Here are the headlines from the CSC news release:
• CSC and the Enterprise Services segment of Hewlett Packard Enterprise (HPE) to create leading pure-play global IT services company, uniquely positioned to lead clients on their digital transformations;
• New company expected to have annual revenues of $26 billion and more than 5,000 clients in 70 countries, covering every major global region;
• Combined company expected to produce first-year synergies of approximately $1 billion post-close, with a run rate of $1.5 billion by the end of year one;
• CSC and HPE shareholders each will own approximately 50 percent of shares in the new company;
• Agreements between HPE and the new company to ensure ongoing beneficial relationship; and
• Mike Lawrie to become chairman, president and CEO of combined company; Meg Whitman to join the new company’s board; board appointments will be split equally between nominees of HPE and CSC.
How much of a surprise is this? Not as much as it would have been three or four years ago! Neither HPE nor CSC are the powerhouses they used to be, and it was difficult to see how either of them was going to turn things around as more agile and focused competitors overtook them.

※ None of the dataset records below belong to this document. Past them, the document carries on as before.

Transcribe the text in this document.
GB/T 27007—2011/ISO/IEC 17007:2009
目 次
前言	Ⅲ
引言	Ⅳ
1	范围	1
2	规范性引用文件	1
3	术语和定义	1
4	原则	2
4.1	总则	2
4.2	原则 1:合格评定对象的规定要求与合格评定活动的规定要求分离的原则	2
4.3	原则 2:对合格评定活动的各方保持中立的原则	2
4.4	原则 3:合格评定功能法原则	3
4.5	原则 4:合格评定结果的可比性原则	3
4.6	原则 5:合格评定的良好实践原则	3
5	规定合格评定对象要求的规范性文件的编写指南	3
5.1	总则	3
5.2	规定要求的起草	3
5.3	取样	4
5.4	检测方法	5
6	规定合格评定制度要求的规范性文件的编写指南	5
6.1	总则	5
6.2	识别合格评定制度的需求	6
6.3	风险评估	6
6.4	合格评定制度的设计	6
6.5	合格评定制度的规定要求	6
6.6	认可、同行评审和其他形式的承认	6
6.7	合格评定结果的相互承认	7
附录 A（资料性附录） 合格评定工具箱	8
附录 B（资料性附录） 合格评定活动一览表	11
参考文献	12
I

The news releases about the merger refer to growth, benefits for customers, world-class capabilities, technology leadership , innovation and so on. However, neither company has a stellar record in getting real value out of its acquisitions; does anybody remember what happened to EDS, which is what HP Enterprise Services is based upon? We think this is HP ditching services so that it can focus on widgets - the stuff on which the company was built. This merger is going to be tricky for the new company to keep the best talent from both sides of the house.
We shall wait and see how the merger planning plays out, but with Mike Lawrie at its helm, we fear that there will be far more focus on restructuring and cost cutting than on building. How long will it take for Mr Lawrie to drive the revenue level from US$26billion to US$20 billion? Especially as CSC and HPE’s competitors have just been given 10 months to attack them while the CSC/HPE management are too pre-occupied with their positions, remunerations and stock options in the new company to worry about today’s customers and staff!
By the way, CSC’s Q4 FY16 results were pretty much as expected! Revenue showed a Year-on-Year decline of almost 6% while Earnings per Share of US$0.73 beat Analyst estimates by US$0.05. These results show the company still shrinking and unable to make meaningful sales, while the good old EPS target continues to be hit. The thing is an EPS of $1,000 a share sounds even better yet is worthless when the company has one share outstanding. That is where CSC's strategy is taking it.